A Lacombe resident with ties to Belgium hopes the terrorist attacks in Brussels last week and insults by U.S. Republican candidate Donald Trump who called Brussels a “hellhole” earlier this year does not taint the small European country.
“A hellhole is a place of squalor and misery. Belgium is not. Belgium is a wonderful little country,” said Andrew Nokes, 61, who was born in the United Kingdom and lived in Belgium for 11 years before becoming a Canadian citizen.
“A lot of people don’t know much about it, and it’s certainly not a hellhole,” said Nokes who works in the chemical industry at Joffre.
Nokes said he was tempted not to say anything but wrote the Advocate a letter to the editor out of concern that people may agree with Trump and his anti-Brussels rant.
Nokes found out about the explosions at the Brussels Airport and Maalbeek metro station early Tuesday from his ex-wife who lives in Brussels.
His ex-inlaws also live in Brussels and one of his daughters and grandchildren live in a small town in southern Belgium. Everyone was safe.
Attacks by three Islamic State suicide bombers killed 28 people and injured about 330.
Nokes said people in Brussels are likely feel anxious, and he would too. But labeling the country a terrorist hotbed is wrong.
“I don’t think the terrorists have anything against Belgium. Belgium just happens to be a convenient place to do what they did.

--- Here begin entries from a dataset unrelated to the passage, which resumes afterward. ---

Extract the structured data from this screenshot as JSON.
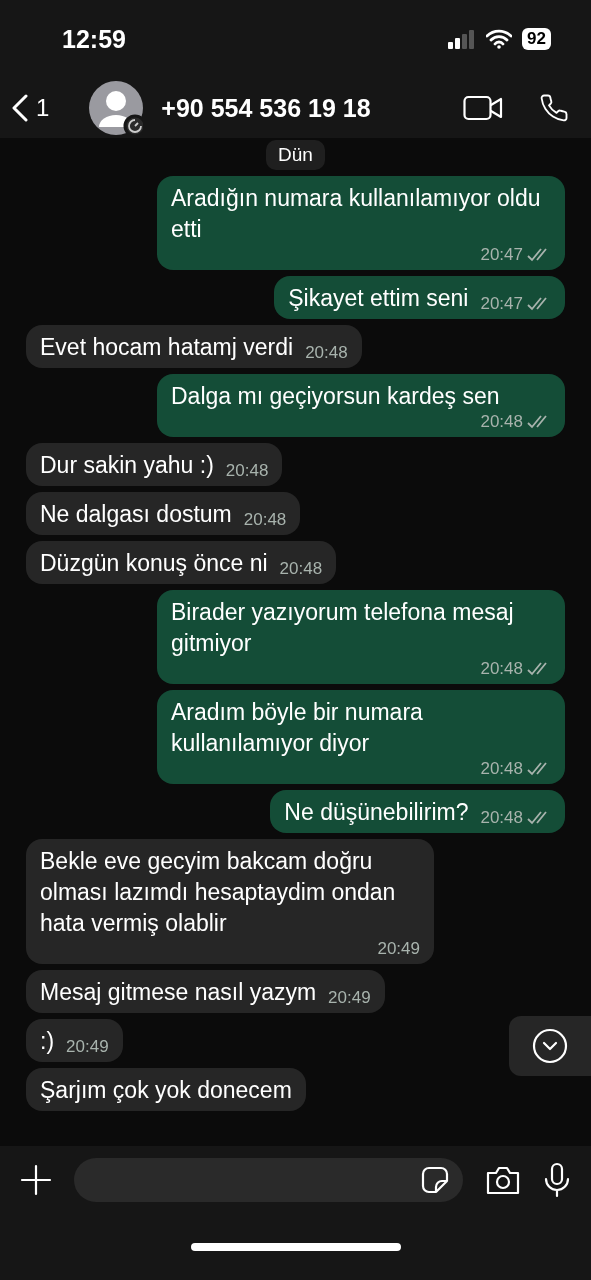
{
  "status_bar": {
    "time": "12:59",
    "battery": "92"
  },
  "header": {
    "back_count": "1",
    "contact": "+90 554 536 19 18"
  },
  "date_badge": "Dün",
  "messages": [
    {
      "kind": "outgoing",
      "text": "Aradığın numara kullanılamıyor oldu etti",
      "time": "20:47"
    },
    {
      "kind": "outgoing",
      "text": "Şikayet ettim seni",
      "time": "20:47"
    },
    {
      "kind": "incoming",
      "text": "Evet hocam hatamj verdi",
      "time": "20:48"
    },
    {
      "kind": "outgoing",
      "text": "Dalga mı geçiyorsun kardeş sen",
      "time": "20:48"
    },
    {
      "kind": "incoming",
      "text": "Dur sakin yahu :)",
      "time": "20:48"
    },
    {
      "kind": "incoming",
      "text": "Ne dalgası dostum",
      "time": "20:48"
    },
    {
      "kind": "incoming",
      "text": "Düzgün konuş önce ni",
      "time": "20:48"
    },
    {
      "kind": "outgoing",
      "text": "Birader yazıyorum telefona mesaj gitmiyor",
      "time": "20:48"
    },
    {
      "kind": "outgoing",
      "text": "Aradım böyle bir numara kullanılamıyor diyor",
      "time": "20:48"
    },
    {
      "kind": "outgoing",
      "text": "Ne düşünebilirim?",
      "time": "20:48"
    },
    {
      "kind": "incoming",
      "text": "Bekle eve gecyim bakcam doğru olması lazımdı hesaptaydim ondan hata vermiş olablir",
      "time": "20:49"
    },
    {
      "kind": "incoming",
      "text": "Mesaj gitmese nasıl yazym",
      "time": "20:49"
    },
    {
      "kind": "incoming",
      "text": ":)",
      "time": "20:49"
    },
    {
      "kind": "incoming",
      "text": "Şarjım çok yok donecem"
    }
  ]
}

“Bear in mind (attacks) have happened in London. It’s happened in Paris. It’s happened in Spain. It’s part of today’s life. You just hope it’s not going to be to you.”
He said the country has a history of rallying back from misfortune with a fighting spirit.
“It’s a country with a very rich cultural background. Quite a diverse collection nationalities. I think they will recover very quick.”
Nokes plans to visit the U.K. and Belgium this summer with his 15-year-old daughter.